Journalists showed the old woman many pictures of how monuments to her were erected in Russia, and pictures were painted with her. Anna Ivanivna liked some of them, and she even asked to keep them and criticized some of them, including the one on which she stands on the Ukrainian flag.

"God forbid! I love our flag. Itʼs wrong to draw like that! Trample your flag, who invented it? On the contrary, I love my flag. When the Easter cakes were brought to me, there was a blue, yellow and orange ribbon with a trident. I saved them," she said.

In the village, the attitude of locals towards the old woman deteriorated. Fellow villagers help them with food, but in a conversation with journalists they say that they will be exiles here.

"Today, those who collect garbage are from the city... I was called a traitor. Take a bag, they say, and get out of here. They say — how will you live with it. And I did not want to betray anyone; I wanted peace: Russia, Ukraine, Belarus live as before. That no one insulted anyone, but fought only against drug addiction, alcohol, smoking and the Christian faith!" says the old woman.
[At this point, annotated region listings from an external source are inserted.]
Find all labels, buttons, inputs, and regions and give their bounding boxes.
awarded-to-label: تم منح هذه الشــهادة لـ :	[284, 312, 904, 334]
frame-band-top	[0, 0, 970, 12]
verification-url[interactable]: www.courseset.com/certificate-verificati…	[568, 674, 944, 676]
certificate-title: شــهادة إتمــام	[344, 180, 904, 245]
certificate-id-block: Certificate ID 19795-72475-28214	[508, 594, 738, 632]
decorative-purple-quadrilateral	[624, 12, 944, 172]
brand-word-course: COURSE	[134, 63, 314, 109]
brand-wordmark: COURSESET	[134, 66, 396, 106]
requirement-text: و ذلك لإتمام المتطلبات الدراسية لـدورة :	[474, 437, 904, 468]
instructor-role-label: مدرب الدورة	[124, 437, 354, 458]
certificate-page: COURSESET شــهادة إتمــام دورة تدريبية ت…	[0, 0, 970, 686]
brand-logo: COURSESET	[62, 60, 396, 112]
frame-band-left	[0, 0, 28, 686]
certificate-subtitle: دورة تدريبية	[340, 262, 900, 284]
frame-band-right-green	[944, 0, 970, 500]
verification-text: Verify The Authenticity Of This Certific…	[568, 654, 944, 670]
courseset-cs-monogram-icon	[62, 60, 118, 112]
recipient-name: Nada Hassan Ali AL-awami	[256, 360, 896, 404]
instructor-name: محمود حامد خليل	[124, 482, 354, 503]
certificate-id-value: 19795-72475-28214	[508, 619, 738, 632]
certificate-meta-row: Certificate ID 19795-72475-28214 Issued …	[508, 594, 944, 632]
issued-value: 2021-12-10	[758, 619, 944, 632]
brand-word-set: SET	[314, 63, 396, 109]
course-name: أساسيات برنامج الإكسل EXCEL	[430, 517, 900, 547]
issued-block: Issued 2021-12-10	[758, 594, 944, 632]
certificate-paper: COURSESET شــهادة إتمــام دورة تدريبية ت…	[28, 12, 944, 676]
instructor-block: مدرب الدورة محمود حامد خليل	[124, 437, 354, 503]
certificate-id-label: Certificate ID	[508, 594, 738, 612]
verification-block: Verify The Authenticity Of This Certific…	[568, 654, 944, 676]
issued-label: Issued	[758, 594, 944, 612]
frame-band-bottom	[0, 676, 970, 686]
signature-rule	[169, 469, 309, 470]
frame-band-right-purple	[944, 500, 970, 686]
At the same time, the Ukrainian military Kostenko protects an old woman. He says that one should not judge a person by the "past" in which she lives. "They do not know the whole story. It is better in independent Ukraine to improve their living conditions so that they remember the Soviet Union as the black past of our state. And to condemn a person simply because she lived in the Soviet Union is wrong," he said. According to the military, the main problem of the old woman is the lack for information because she could not believe for a long time that her village was being shelled by Russians.